Mr. G: You might want to take a look at this thread:

http://www.sffchronicles.co.uk/forum/530706-lovecraft-leatherbound-edition-3.html

(check out posts 38 onward)

Yes, this is the corrected printing, the one poor Martin nearly lost his eyesight over, thanks to hours and hours spent comparing print and screen, various textual notes, etc. and that thread gives some pointers in what to look out for. According to the people at B&N I spoke to, there isn't an alteration in ISBN, but this may not be correct....
 
Picked up about 20 issues of Analog dating from the early 1980s - dipped into a few so far, very much of their time. One issue features a splendid story by Frederik Pohl - Criticality. Another has an outstanding effort by Michael P Kube-McDowell - the Garden of the Cognoscenti. I'm really looking forward to going slowly through the remainder over the winter.

A lucky find was the 1937 Penguin 1st paperback edition of Ghost Stories from an Antiquary by MR James - complete with dust-jacket. It seem Penguin issued many paperbacks with jackets before wartime paper shortages put a stop to the practice. A very attractive book, with orange and white panels, yum. :)

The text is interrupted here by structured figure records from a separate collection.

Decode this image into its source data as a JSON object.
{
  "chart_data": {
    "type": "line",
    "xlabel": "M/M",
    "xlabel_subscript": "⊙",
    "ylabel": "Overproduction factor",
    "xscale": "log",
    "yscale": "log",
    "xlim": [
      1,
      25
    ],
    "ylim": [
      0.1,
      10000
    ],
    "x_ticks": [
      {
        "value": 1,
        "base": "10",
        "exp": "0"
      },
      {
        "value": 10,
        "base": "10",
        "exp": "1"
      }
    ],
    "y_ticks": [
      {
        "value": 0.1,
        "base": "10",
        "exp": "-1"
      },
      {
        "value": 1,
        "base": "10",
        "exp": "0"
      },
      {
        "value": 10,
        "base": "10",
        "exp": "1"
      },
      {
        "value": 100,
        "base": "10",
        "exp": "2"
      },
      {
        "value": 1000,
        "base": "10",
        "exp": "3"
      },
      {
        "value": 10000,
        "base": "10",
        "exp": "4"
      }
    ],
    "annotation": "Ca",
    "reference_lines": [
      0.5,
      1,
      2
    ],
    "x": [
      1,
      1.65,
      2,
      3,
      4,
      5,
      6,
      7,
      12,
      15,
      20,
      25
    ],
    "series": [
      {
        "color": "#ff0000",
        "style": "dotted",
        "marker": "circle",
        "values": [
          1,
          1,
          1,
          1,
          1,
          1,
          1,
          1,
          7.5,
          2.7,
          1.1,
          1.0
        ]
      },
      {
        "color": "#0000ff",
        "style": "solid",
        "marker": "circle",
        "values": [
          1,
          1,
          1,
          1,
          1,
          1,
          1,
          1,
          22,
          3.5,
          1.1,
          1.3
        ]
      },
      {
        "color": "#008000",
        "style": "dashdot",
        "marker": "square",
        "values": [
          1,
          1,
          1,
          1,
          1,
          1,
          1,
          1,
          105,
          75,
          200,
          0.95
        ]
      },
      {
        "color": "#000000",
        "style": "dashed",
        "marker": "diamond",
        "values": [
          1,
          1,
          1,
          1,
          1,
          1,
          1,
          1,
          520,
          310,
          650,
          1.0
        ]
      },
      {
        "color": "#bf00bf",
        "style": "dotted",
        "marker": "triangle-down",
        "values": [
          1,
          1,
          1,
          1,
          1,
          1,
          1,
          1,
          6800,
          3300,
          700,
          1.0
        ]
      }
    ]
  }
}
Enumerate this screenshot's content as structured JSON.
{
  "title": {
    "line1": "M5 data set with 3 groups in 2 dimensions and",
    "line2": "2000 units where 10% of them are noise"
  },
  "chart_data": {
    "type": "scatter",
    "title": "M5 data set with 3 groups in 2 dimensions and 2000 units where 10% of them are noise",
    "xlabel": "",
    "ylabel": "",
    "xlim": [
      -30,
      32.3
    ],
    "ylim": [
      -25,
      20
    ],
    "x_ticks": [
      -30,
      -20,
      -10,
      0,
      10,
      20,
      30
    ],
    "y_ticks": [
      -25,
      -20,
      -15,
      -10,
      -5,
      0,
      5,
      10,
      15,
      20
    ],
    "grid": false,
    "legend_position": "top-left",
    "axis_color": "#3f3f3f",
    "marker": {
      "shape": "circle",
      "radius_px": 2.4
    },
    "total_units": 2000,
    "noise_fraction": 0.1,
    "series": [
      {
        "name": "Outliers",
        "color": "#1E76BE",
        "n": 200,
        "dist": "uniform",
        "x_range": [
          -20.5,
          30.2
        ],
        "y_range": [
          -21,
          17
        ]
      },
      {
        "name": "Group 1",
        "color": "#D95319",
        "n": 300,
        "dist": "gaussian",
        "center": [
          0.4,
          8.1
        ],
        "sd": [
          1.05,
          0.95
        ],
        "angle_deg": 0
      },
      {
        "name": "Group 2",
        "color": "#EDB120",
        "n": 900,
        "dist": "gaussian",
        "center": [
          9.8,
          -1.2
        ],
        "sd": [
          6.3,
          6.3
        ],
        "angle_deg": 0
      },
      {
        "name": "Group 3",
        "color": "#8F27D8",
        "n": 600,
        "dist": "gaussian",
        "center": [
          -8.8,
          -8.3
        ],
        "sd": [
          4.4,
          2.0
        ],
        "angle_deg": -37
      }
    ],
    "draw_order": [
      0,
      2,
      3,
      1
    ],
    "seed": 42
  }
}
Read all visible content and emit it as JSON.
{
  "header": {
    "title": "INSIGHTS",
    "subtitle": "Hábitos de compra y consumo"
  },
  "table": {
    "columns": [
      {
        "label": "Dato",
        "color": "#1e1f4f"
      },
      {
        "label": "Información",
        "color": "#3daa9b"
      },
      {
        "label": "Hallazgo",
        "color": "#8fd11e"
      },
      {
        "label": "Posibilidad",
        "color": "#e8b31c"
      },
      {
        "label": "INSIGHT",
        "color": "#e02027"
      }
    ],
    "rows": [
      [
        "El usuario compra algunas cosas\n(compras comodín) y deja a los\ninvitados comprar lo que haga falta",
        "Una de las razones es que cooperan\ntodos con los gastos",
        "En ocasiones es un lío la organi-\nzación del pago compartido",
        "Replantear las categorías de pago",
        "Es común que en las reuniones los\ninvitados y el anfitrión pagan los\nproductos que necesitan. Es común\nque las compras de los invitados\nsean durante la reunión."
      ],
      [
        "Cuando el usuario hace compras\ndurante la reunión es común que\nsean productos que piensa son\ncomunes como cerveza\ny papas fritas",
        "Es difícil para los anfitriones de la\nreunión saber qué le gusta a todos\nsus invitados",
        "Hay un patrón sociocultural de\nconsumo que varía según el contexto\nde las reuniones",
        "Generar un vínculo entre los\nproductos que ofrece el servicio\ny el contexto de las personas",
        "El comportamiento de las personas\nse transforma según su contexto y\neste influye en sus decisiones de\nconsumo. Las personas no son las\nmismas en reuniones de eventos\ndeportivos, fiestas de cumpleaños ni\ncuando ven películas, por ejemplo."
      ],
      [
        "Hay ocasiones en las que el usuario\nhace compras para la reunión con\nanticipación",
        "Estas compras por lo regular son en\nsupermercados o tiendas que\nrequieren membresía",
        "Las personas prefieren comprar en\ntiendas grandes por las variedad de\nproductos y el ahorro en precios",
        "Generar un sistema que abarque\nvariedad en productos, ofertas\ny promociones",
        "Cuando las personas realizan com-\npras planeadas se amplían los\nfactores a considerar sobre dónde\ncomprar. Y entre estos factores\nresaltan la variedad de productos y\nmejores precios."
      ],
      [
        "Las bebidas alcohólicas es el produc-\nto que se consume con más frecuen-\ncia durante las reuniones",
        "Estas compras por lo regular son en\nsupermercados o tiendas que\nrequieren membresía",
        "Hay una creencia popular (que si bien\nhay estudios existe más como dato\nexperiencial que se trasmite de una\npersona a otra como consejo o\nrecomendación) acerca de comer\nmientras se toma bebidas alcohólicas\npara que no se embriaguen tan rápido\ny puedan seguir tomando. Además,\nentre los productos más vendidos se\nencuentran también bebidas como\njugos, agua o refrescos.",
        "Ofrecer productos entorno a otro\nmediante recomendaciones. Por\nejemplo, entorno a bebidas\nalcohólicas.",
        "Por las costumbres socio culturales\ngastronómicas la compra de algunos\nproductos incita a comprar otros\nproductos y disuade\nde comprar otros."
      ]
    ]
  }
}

Lastly, Emergence by David R Palmer - took a while to track this one down at a decent price. Emergence received rave reviews when it was first published but has since been largely forgotten.
 
Went a little wild this weekend while traveling:

Vince Bugliosi- Helter Skelter
Lewis Carroll- Alice's Adventures in Wonderland and Through the Looking Glass
Arthur Conan Doyle- Adventures of Sherlock Holmes
Alexandre Dumas- the Count of Monte Cristo
John le Carre- Tinker, Tailor, Soldier, Spy
Ross MacDonald- Black Money
Robin McKinley- Hero and the Crown, the Blue Sword
 
Mr. G: You might want to take a look at this thread:

http://www.sffchronicles.co.uk/forum/530706-lovecraft-leatherbound-edition-3.html

(check out posts 38 onward)

Yes, this is the corrected printing, the one poor Martin nearly lost his eyesight over, thanks to hours and hours spent comparing print and screen, various textual notes, etc. and that thread gives some pointers in what to look out for. According to the people at B&N I spoke to, there isn't an alteration in ISBN, but this may not be correct....
Yes indeed.

Thanks for the further information but as has been already stated it could still be a bit dicey sourcing the correct edition. If any copies hit the actual shelves here then I'll know from the description provided whether or not I have the good edition.

Will probably just have to be patient on this one..sigh.